Actually there is a debate going between Academic vs Practical aspect of journalism from the beginning of JE. Even Ram Krishna Regmi told in a discussion program organized by Martin Chautari that colleges can’t create a student totally fit to newsroom. She/he will be fit in the newsroom only after working for few months and media institutions have to cooperate for this. Regmi thinks that media have a responsibility to give platforms to internees. Shreeram Khanal said that Nepalese media institutions are not willing to provide internships. Nepalese media institutions must make internship policies. This kind of internship is the rule in the US. For example The Washington Post has Newsroom Summer Internship Program and every summer it provide internship to journalists as reporters, visual journalists, web producers, news designers, feature designers, information designers and video editors. In Nepalese context, Nepalese media institutions must think about these kinds of internship. If they don’t do this, they should not hope for better and qualified human resources in Journalism and Mass Communication.

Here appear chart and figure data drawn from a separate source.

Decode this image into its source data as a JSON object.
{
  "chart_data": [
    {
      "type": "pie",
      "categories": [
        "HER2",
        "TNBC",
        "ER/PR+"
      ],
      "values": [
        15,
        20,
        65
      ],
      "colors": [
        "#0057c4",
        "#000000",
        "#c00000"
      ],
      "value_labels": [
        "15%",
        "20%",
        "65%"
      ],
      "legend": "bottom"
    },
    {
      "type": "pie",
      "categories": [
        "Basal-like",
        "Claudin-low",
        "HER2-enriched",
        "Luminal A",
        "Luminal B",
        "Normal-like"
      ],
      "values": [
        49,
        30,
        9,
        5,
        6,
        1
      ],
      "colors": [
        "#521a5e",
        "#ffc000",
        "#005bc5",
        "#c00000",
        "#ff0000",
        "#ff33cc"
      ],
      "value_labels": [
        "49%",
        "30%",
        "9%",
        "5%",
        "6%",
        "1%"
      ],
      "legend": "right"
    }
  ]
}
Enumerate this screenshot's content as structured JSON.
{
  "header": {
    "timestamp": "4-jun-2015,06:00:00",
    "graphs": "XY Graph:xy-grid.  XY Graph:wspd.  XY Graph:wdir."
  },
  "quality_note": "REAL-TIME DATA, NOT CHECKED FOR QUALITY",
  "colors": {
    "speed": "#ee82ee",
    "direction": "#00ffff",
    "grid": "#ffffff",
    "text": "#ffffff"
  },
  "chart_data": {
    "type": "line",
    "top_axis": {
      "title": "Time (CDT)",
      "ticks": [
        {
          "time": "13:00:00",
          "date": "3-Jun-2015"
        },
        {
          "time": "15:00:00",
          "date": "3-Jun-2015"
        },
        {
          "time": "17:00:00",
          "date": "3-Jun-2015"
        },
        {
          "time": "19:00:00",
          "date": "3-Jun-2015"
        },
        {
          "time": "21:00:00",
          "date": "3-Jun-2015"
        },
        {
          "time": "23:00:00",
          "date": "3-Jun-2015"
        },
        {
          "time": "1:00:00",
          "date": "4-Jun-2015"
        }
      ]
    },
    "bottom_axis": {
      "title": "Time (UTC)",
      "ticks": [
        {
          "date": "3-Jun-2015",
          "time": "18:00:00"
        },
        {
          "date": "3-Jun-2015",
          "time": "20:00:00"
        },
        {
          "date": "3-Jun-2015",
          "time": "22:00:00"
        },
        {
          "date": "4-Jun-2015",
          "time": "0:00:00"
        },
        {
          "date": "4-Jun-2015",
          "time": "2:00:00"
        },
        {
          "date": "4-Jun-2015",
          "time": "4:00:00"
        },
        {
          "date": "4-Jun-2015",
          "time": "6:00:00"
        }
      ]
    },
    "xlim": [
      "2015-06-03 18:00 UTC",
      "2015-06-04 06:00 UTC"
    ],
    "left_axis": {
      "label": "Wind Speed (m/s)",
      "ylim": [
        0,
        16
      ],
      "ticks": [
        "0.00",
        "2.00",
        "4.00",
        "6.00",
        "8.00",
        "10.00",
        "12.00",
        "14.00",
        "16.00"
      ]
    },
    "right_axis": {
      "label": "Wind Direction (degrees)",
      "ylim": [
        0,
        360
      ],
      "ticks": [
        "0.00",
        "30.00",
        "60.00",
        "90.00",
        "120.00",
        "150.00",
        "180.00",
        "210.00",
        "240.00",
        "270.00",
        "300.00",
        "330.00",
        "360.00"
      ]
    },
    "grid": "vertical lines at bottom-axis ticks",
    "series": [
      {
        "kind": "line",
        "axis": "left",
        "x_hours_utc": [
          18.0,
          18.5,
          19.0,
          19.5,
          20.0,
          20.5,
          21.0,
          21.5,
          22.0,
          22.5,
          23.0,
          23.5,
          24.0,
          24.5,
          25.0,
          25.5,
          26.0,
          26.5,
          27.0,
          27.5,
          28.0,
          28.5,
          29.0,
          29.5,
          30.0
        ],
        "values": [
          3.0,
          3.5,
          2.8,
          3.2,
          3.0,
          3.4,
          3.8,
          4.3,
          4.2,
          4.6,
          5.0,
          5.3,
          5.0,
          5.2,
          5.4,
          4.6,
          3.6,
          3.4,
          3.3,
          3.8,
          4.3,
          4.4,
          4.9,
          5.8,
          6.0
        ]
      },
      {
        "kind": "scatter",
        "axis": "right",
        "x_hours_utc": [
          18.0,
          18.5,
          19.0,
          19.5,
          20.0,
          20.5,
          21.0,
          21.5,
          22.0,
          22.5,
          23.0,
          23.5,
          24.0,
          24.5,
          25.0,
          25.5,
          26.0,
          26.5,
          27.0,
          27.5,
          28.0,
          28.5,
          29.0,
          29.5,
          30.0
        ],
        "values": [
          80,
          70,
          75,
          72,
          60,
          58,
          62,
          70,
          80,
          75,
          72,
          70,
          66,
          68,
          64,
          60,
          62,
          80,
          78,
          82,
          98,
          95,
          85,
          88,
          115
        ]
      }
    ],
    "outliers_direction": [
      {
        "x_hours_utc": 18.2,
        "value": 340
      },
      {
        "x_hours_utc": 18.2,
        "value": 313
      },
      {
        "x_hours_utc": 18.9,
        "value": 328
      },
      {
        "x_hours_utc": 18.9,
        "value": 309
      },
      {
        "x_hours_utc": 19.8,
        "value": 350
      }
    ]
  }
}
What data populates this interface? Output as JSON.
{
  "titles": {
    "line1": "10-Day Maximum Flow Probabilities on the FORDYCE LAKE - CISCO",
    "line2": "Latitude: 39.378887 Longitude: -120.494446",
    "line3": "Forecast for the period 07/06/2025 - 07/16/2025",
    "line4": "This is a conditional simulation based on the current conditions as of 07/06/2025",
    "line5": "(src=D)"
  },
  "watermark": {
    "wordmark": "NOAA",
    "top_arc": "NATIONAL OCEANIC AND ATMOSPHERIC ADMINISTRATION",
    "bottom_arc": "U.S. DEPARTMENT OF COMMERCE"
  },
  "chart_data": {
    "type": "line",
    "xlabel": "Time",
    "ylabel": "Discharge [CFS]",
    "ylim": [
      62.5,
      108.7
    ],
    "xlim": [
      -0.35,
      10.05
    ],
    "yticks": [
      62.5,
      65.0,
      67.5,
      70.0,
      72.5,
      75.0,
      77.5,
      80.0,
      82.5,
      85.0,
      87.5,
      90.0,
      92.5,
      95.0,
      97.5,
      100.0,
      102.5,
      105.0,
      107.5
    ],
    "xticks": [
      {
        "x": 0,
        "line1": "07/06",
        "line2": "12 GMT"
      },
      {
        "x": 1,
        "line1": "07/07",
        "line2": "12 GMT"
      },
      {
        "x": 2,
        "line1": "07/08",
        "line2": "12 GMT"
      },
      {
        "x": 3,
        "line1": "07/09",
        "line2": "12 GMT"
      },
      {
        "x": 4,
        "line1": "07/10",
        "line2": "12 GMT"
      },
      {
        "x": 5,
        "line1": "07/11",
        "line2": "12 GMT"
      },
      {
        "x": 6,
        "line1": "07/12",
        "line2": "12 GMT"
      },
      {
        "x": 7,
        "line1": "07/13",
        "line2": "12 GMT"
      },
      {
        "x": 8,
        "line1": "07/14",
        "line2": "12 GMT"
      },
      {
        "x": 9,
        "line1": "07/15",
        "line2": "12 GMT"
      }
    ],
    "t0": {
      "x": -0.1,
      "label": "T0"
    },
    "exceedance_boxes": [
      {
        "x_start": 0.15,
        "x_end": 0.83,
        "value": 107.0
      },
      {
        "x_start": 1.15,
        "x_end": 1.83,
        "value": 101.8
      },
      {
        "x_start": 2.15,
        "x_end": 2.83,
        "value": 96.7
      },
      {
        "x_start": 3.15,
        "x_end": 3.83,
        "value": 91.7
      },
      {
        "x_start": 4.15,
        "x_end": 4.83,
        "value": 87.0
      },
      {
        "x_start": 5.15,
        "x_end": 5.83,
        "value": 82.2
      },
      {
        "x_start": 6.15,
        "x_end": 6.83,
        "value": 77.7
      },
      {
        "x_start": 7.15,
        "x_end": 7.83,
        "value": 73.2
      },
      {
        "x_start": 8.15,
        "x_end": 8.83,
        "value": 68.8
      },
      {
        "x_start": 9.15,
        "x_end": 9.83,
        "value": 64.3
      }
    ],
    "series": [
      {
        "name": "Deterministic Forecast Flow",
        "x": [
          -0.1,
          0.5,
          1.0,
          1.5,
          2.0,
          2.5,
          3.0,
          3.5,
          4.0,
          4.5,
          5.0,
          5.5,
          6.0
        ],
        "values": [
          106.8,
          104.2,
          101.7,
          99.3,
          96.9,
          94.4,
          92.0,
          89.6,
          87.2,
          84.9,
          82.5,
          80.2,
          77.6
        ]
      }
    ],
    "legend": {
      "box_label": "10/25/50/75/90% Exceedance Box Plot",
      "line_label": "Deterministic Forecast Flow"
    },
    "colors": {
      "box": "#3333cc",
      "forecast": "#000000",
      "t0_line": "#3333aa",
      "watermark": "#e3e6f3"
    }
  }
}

In 1980s government had formed the second press commission and what its report said about Journalism education at that time is still valid. According to this report JE lacked practical knowledge and there were scarcity of trained teachers. There is no entity to oversee Journalism and Mass Communication education. As Laxmi Dutta Pant, teacher of JMC writes in his regular column in The Rising Nepal colleges management are minimizing the cost and they are operating classes with poor or no infrastructure. Now what is the solution? Gokul Pokharel one of colleagues of Lal Deusa, who helped in 1970s has demanded Media education council. According to Pokhrel JE is in mess in Nepal and the proposed council will help in improving this mess. His proposed council is similar to Nepal Medical Council. He thinks Media Education Council is needed in Nepal to standardize JE, to evaluate JE, to recommend reference and learning materials, to organize workshops and seminars etc. This kind of entity is not new in the world. In the US there is Accrediting Council on Education in Journalism and Mass Communications which oversees education in journalism and mass communication. Countries like Japan, UK and Australia has also formed this kind of institution.
Yes in Nepal JE has become a giant now and Media Education Council is needed to oversee it. Only future can tell how much this institution can help to overcome JE mess. First Nepal must establish the institution to oversee Journalism and Mass Communication Education.